Le terme de « démythologisation » n'a pas fini de faire des vagues dans l'univers théologique. Quand Barth insistait sur la prédication du message, Bultmann centrait sa réflexion sur ses conditions de réception, afin de souligner l'urgence de l'engagement de la foi.

Bultmann et Heidegger

Bultmann (1884-1976) a fait toute sa carrière à l'université de Marbourg. Il y a rencontré Heidegger, qui y a enseigné quelques années, et qui l'a influencé. L’œuvre de Heidegger, un ancien séminariste, doit beaucoup à la Bible. Elle en dégage les catégories de pensée sous-jacentes. Quand Bultmann utilise ces catégories, il ne se sert pas d'une philosophie pour expliquer la Bible, mais il retrouve le type de philosophie qui caractérise la Bible. Quand la philosophie (y compris celle de Heidegger) ne se contente pas d'éclairer les démarches de la pensée, lorsqu'elle prétend donner le sens de l’existence humaine, alors, dit Bultmann, elle devient « criminelle ».

A la différence de Heidegger, Bultmann n'a eu aucune faiblesse pour le nazisme. Très tôt, dans des cours du printemps et des prédications de l'été 1933, il le dénonce.  (Alors que K. Barth et W. Vischer défendent le peuple juif à cause de son élection, et donc en raison d'un statut théologique particulier.)

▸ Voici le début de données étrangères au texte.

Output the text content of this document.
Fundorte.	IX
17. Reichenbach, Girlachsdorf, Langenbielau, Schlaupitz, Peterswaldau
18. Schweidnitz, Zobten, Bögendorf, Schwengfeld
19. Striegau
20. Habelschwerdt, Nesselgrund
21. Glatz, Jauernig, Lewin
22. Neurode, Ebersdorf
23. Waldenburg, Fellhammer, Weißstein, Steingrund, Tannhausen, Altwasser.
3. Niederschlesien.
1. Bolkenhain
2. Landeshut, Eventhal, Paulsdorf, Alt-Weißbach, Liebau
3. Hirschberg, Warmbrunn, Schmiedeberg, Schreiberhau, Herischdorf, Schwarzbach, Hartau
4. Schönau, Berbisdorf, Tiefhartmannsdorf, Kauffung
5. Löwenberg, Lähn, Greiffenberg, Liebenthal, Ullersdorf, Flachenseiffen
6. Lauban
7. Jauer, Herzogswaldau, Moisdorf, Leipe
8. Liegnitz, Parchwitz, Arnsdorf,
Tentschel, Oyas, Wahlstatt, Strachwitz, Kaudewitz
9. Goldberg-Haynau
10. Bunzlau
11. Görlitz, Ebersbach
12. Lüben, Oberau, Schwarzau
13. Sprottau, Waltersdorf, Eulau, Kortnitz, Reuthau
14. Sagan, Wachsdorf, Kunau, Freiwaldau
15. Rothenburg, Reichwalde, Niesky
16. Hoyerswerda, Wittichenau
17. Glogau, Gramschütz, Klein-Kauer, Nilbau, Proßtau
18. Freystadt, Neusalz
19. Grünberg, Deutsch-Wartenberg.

L'objectivant et l'existentiel

La théologie de Bultmann part de la distinction entre deux attitudes. La première, l'objectivante, considère les êtres et les événements comme des objets, c'est-à-dire des choses posées devant moi ( ob veut dire « devant », et jectum « placé » ), dont je dispose et que je manipule. Par la science et la technique, l’être humain s'empare du monde et se le soumet (il le met sous soi). Au contraire, l'attitude existentielle consiste à sortir de soi (« ex » veut dire dehors., et sistere ., « se tenir » ), à se rendre disponible. vulnérable et dépendant, à s'ouvrir et à se soumettre à l'autre. Nous avons naturellement tendance à privilégier l'objectivant qui nous donne une maîtrise et nous assure une sécurité. La foi (comme d'ailleurs le véritable amour) implique un retournement. Elle demande de s'abandonner, de renoncer à soi, de vivre non pas de ce que l'on possède, mais de ce que l'on reçoit. Il faut pour cela une conversion qu'opère la rencontre avec le Christ, présent et agissant aujourd'hui dans mon existence. L'orthodoxie, qui explique Dieu par des doctrines, relève d'une attitude objectivante, et donc incroyante. La foi ne consiste pas à adhérer à des dogmes, mais à vivre de la promesse et des exigences d'une parole toujours surprenante et bouleversante. Dans la Bible, on ne peut pas voir Dieu (le regard, plutôt objectivant, jauge, évalue et enferme l'autre dans l'image que je m'en fais). On écoute Dieu, on reçoit de lui une parole qui fait sortir de soi, bouger et changer.

Schweitzer et Bultmann

Ces deux spécialistes du Nouveau Testament se soucient d'une prédication actuelle de l'Evangile. Ils soulignent tous deux le mystère de Dieu (qui ne se laisse pas enfermer dans nos doctrines et définitions), et l'appel que nous adresse le Christ. Toutefois, Bultmann, proche du piétisme, insiste plutôt sur l'ouverture à la Parole et la rencontre avec Dieu, et Schweitzer, actif, plutôt sur l'éthique et l'engagement dans le monde.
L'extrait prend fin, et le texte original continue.